There is now a worrying trend that I keep bumping into in my Twitter newsfeed or when just googling for Virtual Exchange: (mostly profit-oriented) organizations selling Virtual Exchange as a package of "skills" or a toolkit that increases one's "global competence". Some programs even require that the participants pay a fee, so they have to invest money into this package of promises that "prepares them for working life" in "today's globalized world", for the sake of becoming a "global citizen" equipped with "21st-century skills". The commercial discourse drawing on these empty buzzwords just goes on and on, with nicely edited testimonials from some participants. Virtual Exchange is described as a good investment to "gain" important career skills such as collaboration, communication, foreign language proficiency, awareness of diverse perspectives, and civic and global engagement, etc., etc. 
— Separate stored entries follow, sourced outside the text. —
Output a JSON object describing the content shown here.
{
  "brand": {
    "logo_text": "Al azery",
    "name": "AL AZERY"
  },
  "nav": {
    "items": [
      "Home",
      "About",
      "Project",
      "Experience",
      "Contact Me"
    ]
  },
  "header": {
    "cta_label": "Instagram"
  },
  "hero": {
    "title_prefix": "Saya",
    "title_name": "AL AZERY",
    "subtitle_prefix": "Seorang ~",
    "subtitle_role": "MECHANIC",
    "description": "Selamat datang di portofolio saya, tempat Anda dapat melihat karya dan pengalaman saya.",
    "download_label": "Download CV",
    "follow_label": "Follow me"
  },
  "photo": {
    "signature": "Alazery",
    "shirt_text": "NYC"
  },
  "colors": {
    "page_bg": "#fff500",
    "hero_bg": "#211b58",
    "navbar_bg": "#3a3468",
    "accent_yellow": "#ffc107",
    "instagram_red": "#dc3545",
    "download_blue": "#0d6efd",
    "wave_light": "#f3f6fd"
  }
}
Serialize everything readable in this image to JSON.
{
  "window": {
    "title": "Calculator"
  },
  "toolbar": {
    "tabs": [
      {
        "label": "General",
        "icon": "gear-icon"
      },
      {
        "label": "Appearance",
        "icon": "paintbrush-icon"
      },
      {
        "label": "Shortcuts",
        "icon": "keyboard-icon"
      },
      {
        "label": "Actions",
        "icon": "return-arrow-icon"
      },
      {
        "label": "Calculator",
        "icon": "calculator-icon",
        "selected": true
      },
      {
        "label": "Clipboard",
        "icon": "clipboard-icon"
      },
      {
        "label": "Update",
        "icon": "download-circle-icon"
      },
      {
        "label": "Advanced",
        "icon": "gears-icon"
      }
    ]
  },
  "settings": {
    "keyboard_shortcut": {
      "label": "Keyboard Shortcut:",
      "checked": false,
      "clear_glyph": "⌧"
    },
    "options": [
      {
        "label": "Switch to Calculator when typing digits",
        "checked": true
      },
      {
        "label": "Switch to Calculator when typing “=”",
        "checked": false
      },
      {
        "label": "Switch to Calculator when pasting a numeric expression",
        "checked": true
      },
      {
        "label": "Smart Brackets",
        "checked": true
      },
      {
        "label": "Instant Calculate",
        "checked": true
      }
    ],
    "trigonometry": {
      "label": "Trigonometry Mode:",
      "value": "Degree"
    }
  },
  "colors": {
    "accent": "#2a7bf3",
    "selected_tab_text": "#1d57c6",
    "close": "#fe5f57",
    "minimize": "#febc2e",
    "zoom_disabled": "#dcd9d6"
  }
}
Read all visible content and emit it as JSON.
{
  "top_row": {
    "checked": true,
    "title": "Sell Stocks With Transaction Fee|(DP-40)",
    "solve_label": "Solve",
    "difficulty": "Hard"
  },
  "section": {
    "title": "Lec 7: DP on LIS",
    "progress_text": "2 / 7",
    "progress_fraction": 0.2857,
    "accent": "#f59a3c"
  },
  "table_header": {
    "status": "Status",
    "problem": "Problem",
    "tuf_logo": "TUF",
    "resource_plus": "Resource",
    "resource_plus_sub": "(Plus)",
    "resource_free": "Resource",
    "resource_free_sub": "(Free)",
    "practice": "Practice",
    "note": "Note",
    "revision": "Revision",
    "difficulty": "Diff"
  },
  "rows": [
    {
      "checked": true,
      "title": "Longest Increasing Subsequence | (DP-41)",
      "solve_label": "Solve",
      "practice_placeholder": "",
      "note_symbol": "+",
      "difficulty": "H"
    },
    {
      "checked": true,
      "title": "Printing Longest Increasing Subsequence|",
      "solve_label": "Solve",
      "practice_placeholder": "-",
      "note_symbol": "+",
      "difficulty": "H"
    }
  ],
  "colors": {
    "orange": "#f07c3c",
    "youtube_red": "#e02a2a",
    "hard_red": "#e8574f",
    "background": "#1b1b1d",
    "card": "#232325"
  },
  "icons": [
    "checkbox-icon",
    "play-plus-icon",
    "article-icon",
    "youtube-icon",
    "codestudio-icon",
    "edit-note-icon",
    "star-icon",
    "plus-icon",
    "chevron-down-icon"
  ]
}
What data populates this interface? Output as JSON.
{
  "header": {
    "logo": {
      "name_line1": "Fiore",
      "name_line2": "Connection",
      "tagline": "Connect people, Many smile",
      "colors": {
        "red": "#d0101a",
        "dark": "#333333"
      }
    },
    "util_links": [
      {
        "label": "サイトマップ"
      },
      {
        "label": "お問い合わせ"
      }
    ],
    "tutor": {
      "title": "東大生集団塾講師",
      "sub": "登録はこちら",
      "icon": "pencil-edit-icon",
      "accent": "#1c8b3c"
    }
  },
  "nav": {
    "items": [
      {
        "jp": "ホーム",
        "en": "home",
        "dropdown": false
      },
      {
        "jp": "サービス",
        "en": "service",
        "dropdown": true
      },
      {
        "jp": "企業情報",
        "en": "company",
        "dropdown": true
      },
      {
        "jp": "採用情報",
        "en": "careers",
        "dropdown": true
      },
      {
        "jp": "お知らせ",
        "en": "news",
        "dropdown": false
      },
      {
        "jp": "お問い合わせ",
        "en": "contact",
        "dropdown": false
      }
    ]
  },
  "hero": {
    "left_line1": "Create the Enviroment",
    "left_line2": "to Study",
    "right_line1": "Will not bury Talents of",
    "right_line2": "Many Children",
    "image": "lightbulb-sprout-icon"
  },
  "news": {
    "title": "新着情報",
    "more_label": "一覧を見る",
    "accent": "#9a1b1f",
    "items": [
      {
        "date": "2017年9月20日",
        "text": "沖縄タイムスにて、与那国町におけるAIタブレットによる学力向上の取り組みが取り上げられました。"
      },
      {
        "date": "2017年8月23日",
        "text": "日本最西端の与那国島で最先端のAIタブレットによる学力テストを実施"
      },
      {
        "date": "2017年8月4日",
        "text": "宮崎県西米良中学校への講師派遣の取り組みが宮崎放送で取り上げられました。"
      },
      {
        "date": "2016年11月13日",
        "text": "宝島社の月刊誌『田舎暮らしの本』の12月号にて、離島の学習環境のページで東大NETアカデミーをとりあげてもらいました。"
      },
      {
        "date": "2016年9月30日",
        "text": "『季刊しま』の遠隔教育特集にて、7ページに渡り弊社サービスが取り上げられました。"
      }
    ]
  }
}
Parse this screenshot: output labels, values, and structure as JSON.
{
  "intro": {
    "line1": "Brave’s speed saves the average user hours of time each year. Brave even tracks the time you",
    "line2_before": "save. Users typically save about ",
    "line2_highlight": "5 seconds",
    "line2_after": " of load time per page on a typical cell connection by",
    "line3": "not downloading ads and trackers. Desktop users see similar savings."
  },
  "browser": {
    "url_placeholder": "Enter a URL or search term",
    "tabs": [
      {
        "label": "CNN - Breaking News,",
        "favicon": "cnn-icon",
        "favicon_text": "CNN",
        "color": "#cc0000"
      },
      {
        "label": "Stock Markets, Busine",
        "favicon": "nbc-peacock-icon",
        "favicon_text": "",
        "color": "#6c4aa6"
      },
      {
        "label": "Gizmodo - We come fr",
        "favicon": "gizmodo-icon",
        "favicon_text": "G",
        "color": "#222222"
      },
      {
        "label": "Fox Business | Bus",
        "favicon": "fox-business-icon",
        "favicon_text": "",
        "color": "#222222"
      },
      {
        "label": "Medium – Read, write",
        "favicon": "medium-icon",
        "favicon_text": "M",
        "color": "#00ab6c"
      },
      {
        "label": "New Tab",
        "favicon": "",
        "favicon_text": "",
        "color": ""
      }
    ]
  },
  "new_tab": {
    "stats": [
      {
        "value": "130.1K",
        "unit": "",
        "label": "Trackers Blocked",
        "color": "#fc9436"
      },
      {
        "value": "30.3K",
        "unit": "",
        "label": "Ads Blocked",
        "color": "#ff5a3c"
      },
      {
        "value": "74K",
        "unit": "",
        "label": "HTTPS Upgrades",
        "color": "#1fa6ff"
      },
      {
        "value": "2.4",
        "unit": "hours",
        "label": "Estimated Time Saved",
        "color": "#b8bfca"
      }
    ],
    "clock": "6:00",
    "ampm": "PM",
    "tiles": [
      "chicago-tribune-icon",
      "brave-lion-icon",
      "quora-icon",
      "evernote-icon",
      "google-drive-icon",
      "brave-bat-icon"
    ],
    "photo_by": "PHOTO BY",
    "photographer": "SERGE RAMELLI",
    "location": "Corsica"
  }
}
What is going on, for God's sake? A 5-10 week "intercultural exchange" is framed more like an exploitative, gain-seeking colonial enterprise than an opportunity to meet and dialogue with others. Is that the main point of Virtual Exchange? A pragmatic give-and-take (or rather just take) for the sake of one's own career success? To me, this sounds horrifying and reminds me of colonial times. Virtual Exchange should be about human encounters, discussions, and reflections, something that lets one enjoy the moment. Instead, it is positioned as a tool that cures "deficiencies" in one's communication, foreign language, and whatever skills. The terms like "global competence", "intercultural awareness", or "global citizen" are commercialized, ill-defined, and empty words in themselves, which sound ridiculous in the context of a few weeks of online meetings. 


There is something about Virtual Exchange that is invaluable. Young people get the chance to talk to their peers whom they would not meet otherwise due to the physical distance. They overcome their fears about meeting the Other and engaging in joint discussion and collaboration. Good projects (even though I don't like the term "project" due to its pragmatic and business-like connotation), so good projects are those where the participants move beyond the "let's get it done" attitude and develop a genuine curiosity in each other. Good projects are those in which the group members discuss non-task-related things in their online meetings and discover their similarities and shared interests. Good projects are about the present and not the future. Good projects are not even projects with pre-defined "learning outcomes" (what a term, again) but messy and co-created learning journeys. We should keep Virtual Exchange on this track. Don't commodify Virtual Exchange. Please.


Photos by Cookie the Pom on Unsplash



Comments

  1. A really important reflection on the role of virtual exchange in creating a better world. Access to great learning experiences is too important to limit to those who have the means to access them.